Using TDHF simulations of quasifission to probe the fission surface of Og-294
Patrick McGlynn (The Australian National University, Canberra)
Nuclear fission, especially in heavy and superheavy nuclei, is heavily influenced by strong shell effects. The much more easily obtained quasifission reaction may probe some of the same shell effects, but in order to use quasifission to understand shell effects in fission, we need to understand shell effects in quasifission. To study this, several techniques have been used. Calculation of potential energy surfaces (PES) is important for understanding the driving processes behind fission. The performance of a PES calculation approach was benchmarked with a range of Thorium nuclides and reflects the known competition between symmetric and asymmetric modes. The same techniques were used to calculate a potential energy surface for oganesson-294.
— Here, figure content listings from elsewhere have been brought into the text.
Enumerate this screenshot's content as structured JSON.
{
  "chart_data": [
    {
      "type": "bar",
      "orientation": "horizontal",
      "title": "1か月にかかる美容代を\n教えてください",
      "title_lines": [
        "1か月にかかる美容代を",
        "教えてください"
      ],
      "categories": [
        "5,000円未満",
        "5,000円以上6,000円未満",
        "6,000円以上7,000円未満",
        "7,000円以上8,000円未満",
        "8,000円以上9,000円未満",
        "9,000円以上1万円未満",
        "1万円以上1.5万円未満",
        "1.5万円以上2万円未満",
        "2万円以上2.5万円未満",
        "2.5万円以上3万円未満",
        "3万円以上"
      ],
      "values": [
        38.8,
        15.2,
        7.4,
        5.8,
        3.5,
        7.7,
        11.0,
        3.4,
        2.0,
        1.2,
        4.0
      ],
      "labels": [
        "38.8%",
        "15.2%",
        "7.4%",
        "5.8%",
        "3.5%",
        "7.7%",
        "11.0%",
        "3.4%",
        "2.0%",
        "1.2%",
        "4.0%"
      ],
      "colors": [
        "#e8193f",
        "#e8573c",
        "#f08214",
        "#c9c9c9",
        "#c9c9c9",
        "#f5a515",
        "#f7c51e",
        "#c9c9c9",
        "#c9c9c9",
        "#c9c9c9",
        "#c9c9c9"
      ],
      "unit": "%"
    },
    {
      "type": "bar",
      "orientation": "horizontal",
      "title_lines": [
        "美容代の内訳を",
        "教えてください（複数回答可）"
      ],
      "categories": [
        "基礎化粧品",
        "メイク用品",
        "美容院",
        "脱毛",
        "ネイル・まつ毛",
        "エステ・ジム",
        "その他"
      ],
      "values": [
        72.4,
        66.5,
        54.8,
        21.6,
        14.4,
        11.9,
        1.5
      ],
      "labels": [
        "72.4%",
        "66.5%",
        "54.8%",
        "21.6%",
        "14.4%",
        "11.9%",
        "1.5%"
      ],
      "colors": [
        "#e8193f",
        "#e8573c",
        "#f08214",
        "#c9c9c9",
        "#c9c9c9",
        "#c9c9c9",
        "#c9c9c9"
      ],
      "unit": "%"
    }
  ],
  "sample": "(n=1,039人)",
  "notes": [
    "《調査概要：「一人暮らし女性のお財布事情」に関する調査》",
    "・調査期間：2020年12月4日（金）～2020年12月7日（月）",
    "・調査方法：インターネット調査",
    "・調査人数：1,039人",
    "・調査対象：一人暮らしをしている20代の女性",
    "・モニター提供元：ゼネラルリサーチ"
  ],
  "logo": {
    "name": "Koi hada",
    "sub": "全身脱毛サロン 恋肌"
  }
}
Time-dependent Hartree-Fock (TDHF) software was used to simulate reactions forming oganesson-294 in different entrance channels, at energies chosen to produce mostly quasifission paths. These paths and their resulting fragments were compared with the fission PES. The comparison shows that the quasifission trajectories are strongly influenced towards the same modes as seen in the PES and suggests that quasifission can effectively probe shell effects in the fission of superheavy nuclei. The availability of detailed information about the shape trajectories of the simulated reactions opens avenues for better understanding how and where shell effects play a role.